Agnes Theodora Wolkh Wagunu dan Antonius Ponco Anggoro
·4 menit baca
JAKARTA, KOMPAS – Pemerintah dan Dewan Perwakilan Rakyat perlu bertemu untuk mengevaluasi Program Legislasi Nasional 2019 dan membahas banyaknya rancangan undang-undang yang tak berhasil dituntaskan di Tahun 2018. Penyelesaian produk legislasi itu berpotensi menghadapi kendala karena mayoritas anggota DPR akan fokus mengikuti pemilihan umum, tahun depan. Apalagi, mengingat waktu kerja efektif juga semakin pendek karena masa kerja DPR periode 2014-2019 hanya sampai September 2019.
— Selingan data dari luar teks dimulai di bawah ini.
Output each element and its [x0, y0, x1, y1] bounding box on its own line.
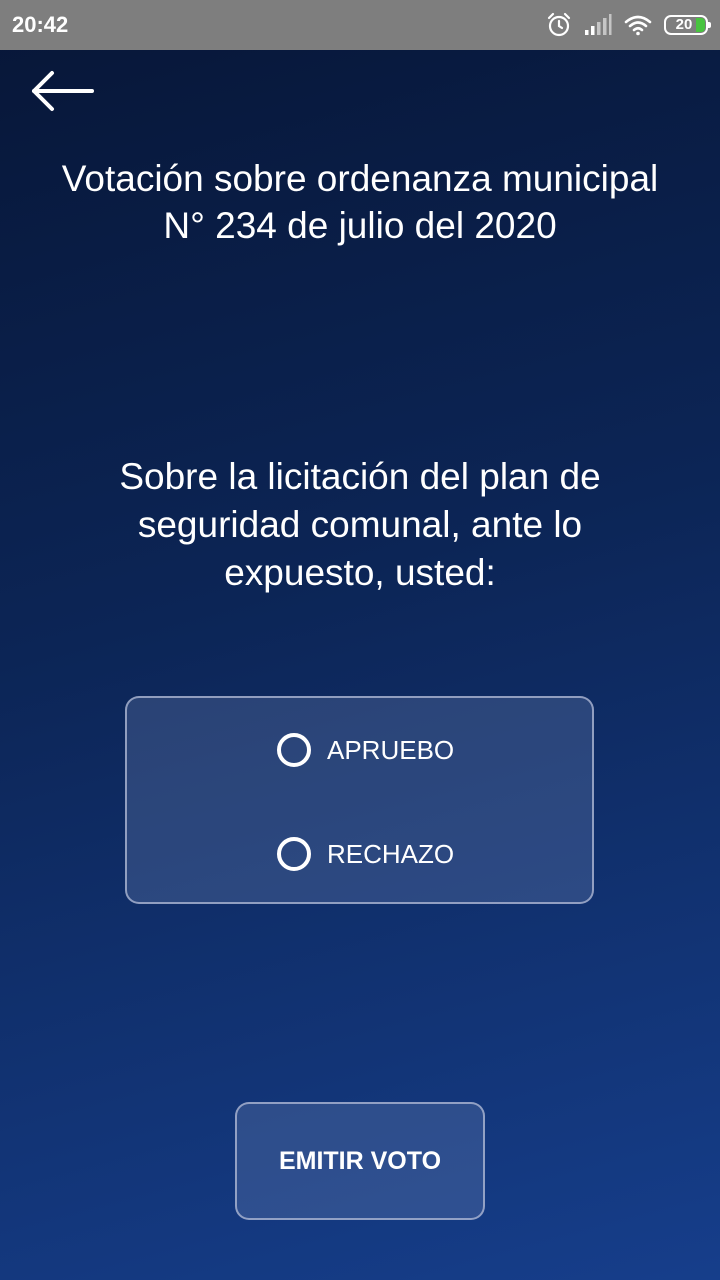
question-text: Sobre la licitación del plan de segurida… — [119, 456, 601, 593]
page-title: Votación sobre ordenanza municipal N° 23… — [61, 158, 659, 246]
vote-options-group: APRUEBO RECHAZO — [125, 696, 594, 904]
status-time: 20:42 — [12, 12, 69, 37]
radio-button-icon[interactable] — [277, 733, 311, 767]
option-label: APRUEBO — [327, 734, 455, 765]
status-icons: 20 — [546, 10, 711, 40]
alarm-icon — [546, 12, 572, 38]
battery-level: 20 — [675, 16, 693, 33]
battery-tip — [708, 22, 711, 28]
signal-icon — [584, 14, 612, 36]
wifi-icon — [624, 14, 652, 36]
option-label: RECHAZO — [327, 838, 455, 869]
status-bar: 20:42 20 — [0, 0, 720, 50]
submit-vote-button[interactable]: EMITIR VOTO — [235, 1102, 485, 1220]
radio-button-icon[interactable] — [277, 837, 311, 871]
battery-icon: 20 — [664, 15, 711, 35]
option-rechazo[interactable]: RECHAZO — [277, 832, 454, 876]
arrow-left-icon — [32, 71, 94, 111]
option-apruebo[interactable]: APRUEBO — [277, 728, 454, 772]
back-button[interactable] — [26, 62, 100, 120]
Sepanjang 2018, DPR bersama pemerintah hanya mampu mengesahkan lima dari 50 rancangan undang-undang (RUU) di Program Legislasi Nasional (Prolegnas) Prioritas Tahun 2018. Puluhan RUU yang tidak tuntas itu kemudian dimasukkan di Prolegnas Tahun 2019. Selain itu, ada tambahan RUU baru dari pemerintah, DPR, dan DPD, sehingga jumlah total RUU di Prolegnas 2019, sebanyak 55 RUU.
“Dengan kendala-kendala di 2019, pemerintah dan DPR perlu bertemu untuk meninjau kembali seluruh RUU yang ada di Prolegnas 2019,” ujar Wakil Ketua Badan Legislasi (Baleg) DPR dari Fraksi PDI-P Arif Wibowo saat dihubungi, Jumat (14/12/2018).
Ia mengatakan, pemerintah bersama DPR perlu memetakan RUU yang harus segera disahkan di antara 55 RUU di Prolegnas 2019. Pemerintah dan DPR perlu berkomitmen memanfaatkan waktu tersisa di 2019 untuk fokus menyelesaikan RUU penting tersebut.
“Dari pemetaan tersebut, nanti bisa dilihat apakah RUU tertentu perlu dilanjutkan atau tidak. Kalau dilanjutkan, seperti apa solusinya untuk mengatasi persoalan yang membuat pembahasan RUU berlarut-larut,” tambahnya.
Solusi itu dinilainya lebih tepat daripada usulan yang muncul di Baleg DPR sebelumnya, yaitu merevisi UU Nomor 12 Tahun 2011 tentang Peraturan Pembentukan Perundang-undangan. Revisi itu rencananya memperbolehkan RUU yang tidak tuntas dilanjutkan di periode sekarang untuk dibahas di periode pemerintahan berikutnya. Sistem ini biasa dikenal dengan istilah carry over (Kompas, 30/10/2018).
Usulan revisi itu dinilai Arif tidak tepat karena bisa menyandera pemerintahan di periode berikutnya. Sebab, bisa jadi, pemerintahan terpilih berikutnya tidak melihat RUU yang belum tuntas di periode sebelumnya sebagai hal yang penting.
“Dalam sistem presidensial, daftar inventaris RUU itu mengikuti perencanaan pembangunan nasional yang merupakan derivasi dari visi-misi Presiden,” katanya.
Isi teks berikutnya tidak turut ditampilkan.